In case of Bayesian methods we are primarily concerned about the Posterior, i.e. the probability distribution of parameter β given the observed data y in contrast to the classical methods where we try to find the best parameters to maximize the likelihood i.e. the probability of observing data(y) given different value of parameters.

Priors are simply some additional previous information about β before coming across the data y.

The Maximum A Posteriori Probability Estimate (MAP)

In this case, we will try to maximize the $P(\beta|y)$, i.e. the posterior probability. MAP is closely related to the MLE, but also includes prior distribution, therefore it acts as a regularization of MLE.

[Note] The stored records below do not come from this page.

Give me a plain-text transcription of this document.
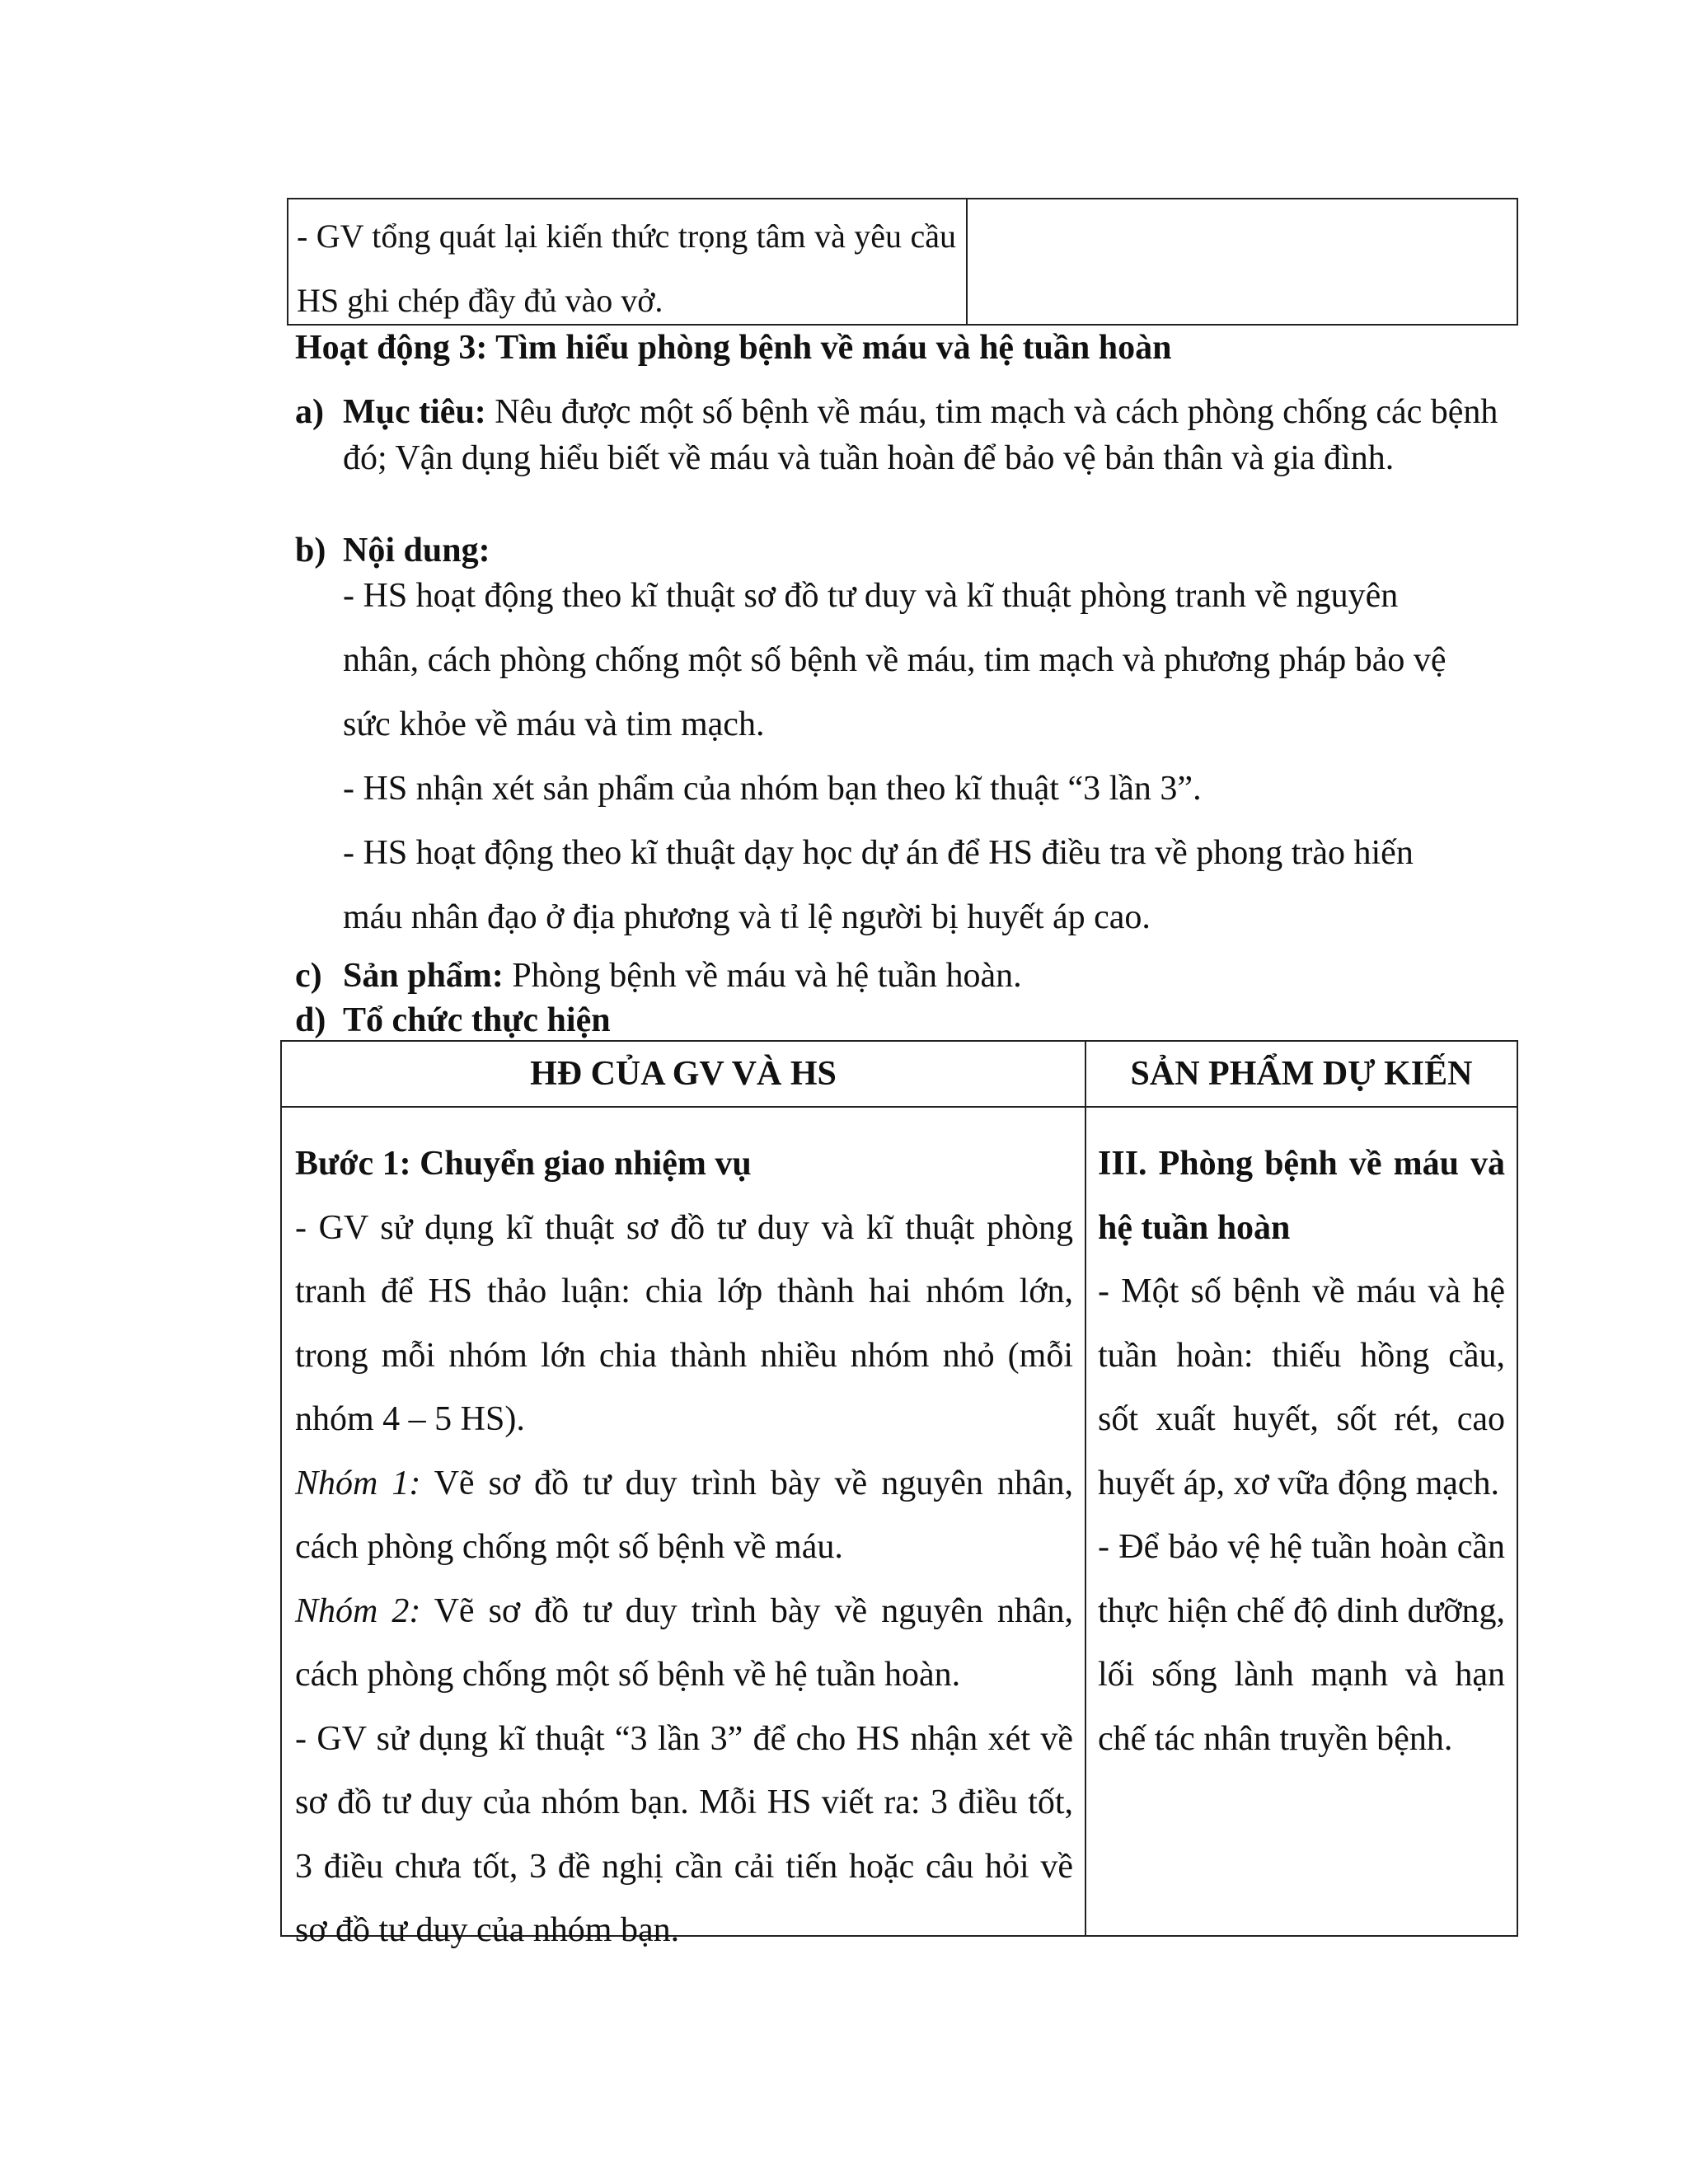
- GV tổng quát lại kiến thức trọng tâm và yêu cầu HS ghi chép đầy đủ vào vở.
Hoạt động 3: Tìm hiểu phòng bệnh về máu và hệ tuần hoàn
a) Mục tiêu: Nêu được một số bệnh về máu, tim mạch và cách phòng chống các bệnh đó; Vận dụng hiểu biết về máu và tuần hoàn để bảo vệ bản thân và gia đình.
b) Nội dung:
- HS hoạt động theo kĩ thuật sơ đồ tư duy và kĩ thuật phòng tranh về nguyên nhân, cách phòng chống một số bệnh về máu, tim mạch và phương pháp bảo vệ sức khỏe về máu và tim mạch.
- HS nhận xét sản phẩm của nhóm bạn theo kĩ thuật “3 lần 3”.
- HS hoạt động theo kĩ thuật dạy học dự án để HS điều tra về phong trào hiến máu nhân đạo ở địa phương và tỉ lệ người bị huyết áp cao.
c) Sản phẩm: Phòng bệnh về máu và hệ tuần hoàn.
d) Tổ chức thực hiện
HĐ CỦA GV VÀ HS	SẢN PHẨM DỰ KIẾN

Bước 1: Chuyển giao nhiệm vụ

- GV sử dụng kĩ thuật sơ đồ tư duy và kĩ thuật phòng tranh để HS thảo luận: chia lớp thành hai nhóm lớn, trong mỗi nhóm lớn chia thành nhiều nhóm nhỏ (mỗi nhóm 4 – 5 HS).

Nhóm 1: Vẽ sơ đồ tư duy trình bày về nguyên nhân, cách phòng chống một số bệnh về máu.

Nhóm 2: Vẽ sơ đồ tư duy trình bày về nguyên nhân, cách phòng chống một số bệnh về hệ tuần hoàn.

- GV sử dụng kĩ thuật “3 lần 3” để cho HS nhận xét về sơ đồ tư duy của nhóm bạn. Mỗi HS viết ra: 3 điều tốt, 3 điều chưa tốt, 3 đề nghị cần cải tiến hoặc câu hỏi về sơ đồ tư duy của nhóm bạn.

III. Phòng bệnh về máu và hệ tuần hoàn

- Một số bệnh về máu và hệ tuần hoàn: thiếu hồng cầu, sốt xuất huyết, sốt rét, cao huyết áp, xơ vữa động mạch.

- Để bảo vệ hệ tuần hoàn cần thực hiện chế độ dinh dưỡng, lối sống lành mạnh và hạn chế tác nhân truyền bệnh.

$$\hat{\beta}_{MAP} = \arg\max_{\beta} P(\beta|y) = \arg\max_{\beta} P(y|\beta) \cdot P(\beta)$$

L2 Regularization and Gaussian Prior

Consider a zero-mean normally distributed prior on each $\beta_i$ value, all with identical variance $\tau^2$:

$$P(\beta_i) = \frac{1}{\sqrt{2\pi\tau^2}} \exp\left(-\frac{\beta_i^2}{2\tau^2}\right)$$

From the likelihood equation and the MAP estimate equation, we have:

$$\hat{\beta}_{MAP} = \arg\max_{\beta} \prod_{i=1}^{n} \frac{1}{\sqrt{2\pi\sigma^2}} \exp\left(-\frac{(y_i - \beta^T x_i)^2}{2\sigma^2}\right) \cdot \prod_{j=1}^{p} \frac{1}{\sqrt{2\pi\tau^2}} \exp\left(-\frac{\beta_j^2}{2\tau^2}\right)$$ $$= \arg\min_{\beta} \sum_{i=1}^{n}(y_i - \beta^T x_i)^2 + \frac{\sigma^2}{\tau^2} ||\beta||_2^2$$

The connection: Thus, we see that the MAP estimate of Linear Regression coefficients with Gaussian priors gives us L2 or Ridge Regression. Note that $\lambda = \sigma^2/\tau^2$ in the above equations.

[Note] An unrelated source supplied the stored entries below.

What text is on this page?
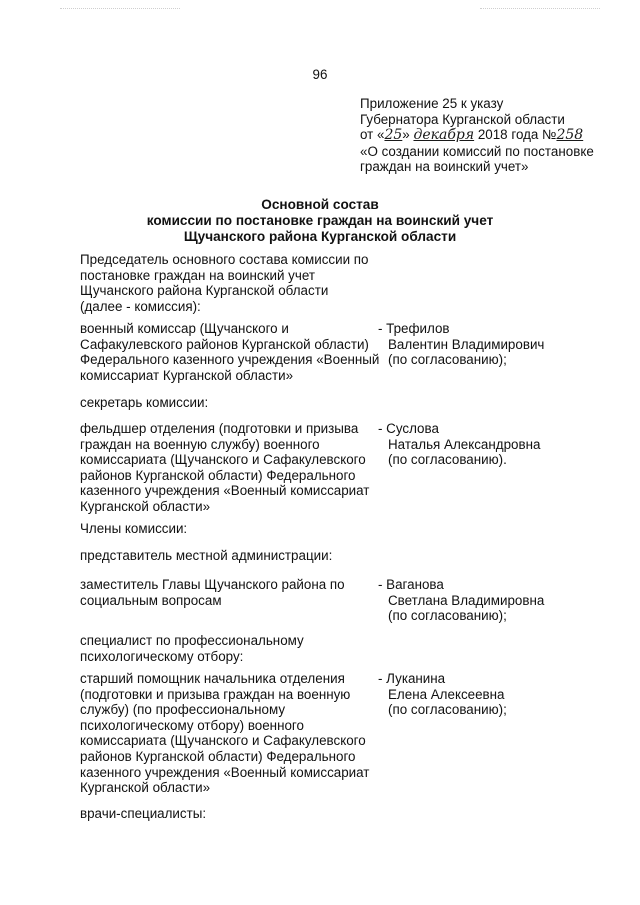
96
Приложение 25 к указу
Губернатора Курганской области
от «25» декабря 2018 года №258
«О создании комиссий по постановке
граждан на воинский учет»
Основной состав
комиссии по постановке граждан на воинский учет
Щучанского района Курганской области
Председатель основного состава комиссии по
постановке граждан на воинский учет
Щучанского района Курганской области
(далее - комиссия):
военный комиссар (Щучанского и
Сафакулевского районов Курганской области)
Федерального казенного учреждения «Военный
комиссариат Курганской области»
- Трефилов
Валентин Владимирович
(по согласованию);
секретарь комиссии:
фельдшер отделения (подготовки и призыва
граждан на военную службу) военного
комиссариата (Щучанского и Сафакулевского
районов Курганской области) Федерального
казенного учреждения «Военный комиссариат
Курганской области»
- Суслова
Наталья Александровна
(по согласованию).
Члены комиссии:
представитель местной администрации:
заместитель Главы Щучанского района по
социальным вопросам
- Ваганова
Светлана Владимировна
(по согласованию);
специалист по профессиональному
психологическому отбору:
старший помощник начальника отделения
(подготовки и призыва граждан на военную
службу) (по профессиональному
психологическому отбору) военного
комиссариата (Щучанского и Сафакулевского
районов Курганской области) Федерального
казенного учреждения «Военный комиссариат
Курганской области»
- Луканина
Елена Алексеевна
(по согласованию);
врачи-специалисты:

L1 Regularization and Laplacian Prior

The probability distribution function for Laplace distribution is given by the following equation:

$$P(\beta_i) = \frac{1}{2b} \exp\left(-\frac{|\beta_i|}{b}\right)$$

Considering the zero mean Laplacian priors on all the coefficients as we did in the previous section, we have:

$$\hat{\beta}_{MAP} = \arg\max_{\beta} \prod_{i=1}^{n} \frac{1}{\sqrt{2\pi\sigma^2}} \exp\left(-\frac{(y_i - \beta^T x_i)^2}{2\sigma^2}\right) \cdot \prod_{j=1}^{p} \frac{1}{2b} \exp\left(-\frac{|\beta_j|}{b}\right)$$ $$= \arg\min_{\beta} \sum_{i=1}^{n}(y_i - \beta^T x_i)^2 + \frac{\sigma^2}{b} ||\beta||_1$$

Similarly: Again, we see that MAP of Linear Regression coefficients with Laplacian priors gives us L1 or Lasso Regression.

Figure 5: Laplace and Gaussian Distribution (Source: Cross Validated)

Look at the above graph for the Gaussian and Laplace distribution. As we discussed earlier that L1 or LASSO regression can be viewed as putting Laplace priors on the weights. Since the Laplace distribution is more concentrated around zero, our weight is more likely to be zero in the case of L1 or LASSO regularization.

Summary

L1 or LASSO (Least Absolute Shrinkage and Selection Operator) Regularization supports both variable selection and regularization simultaneously.
Both L1 and L2 regularization problems can be solved using the Lagrangian method of constrained optimization.
The lasso penalty will force some of the coefficients quickly to zero. This means that variables are removed from the model, hence the sparsity.
Ridge regression will more or less compress the coefficients to become smaller. This does not necessarily result in 0 coefficients and the removal of variables.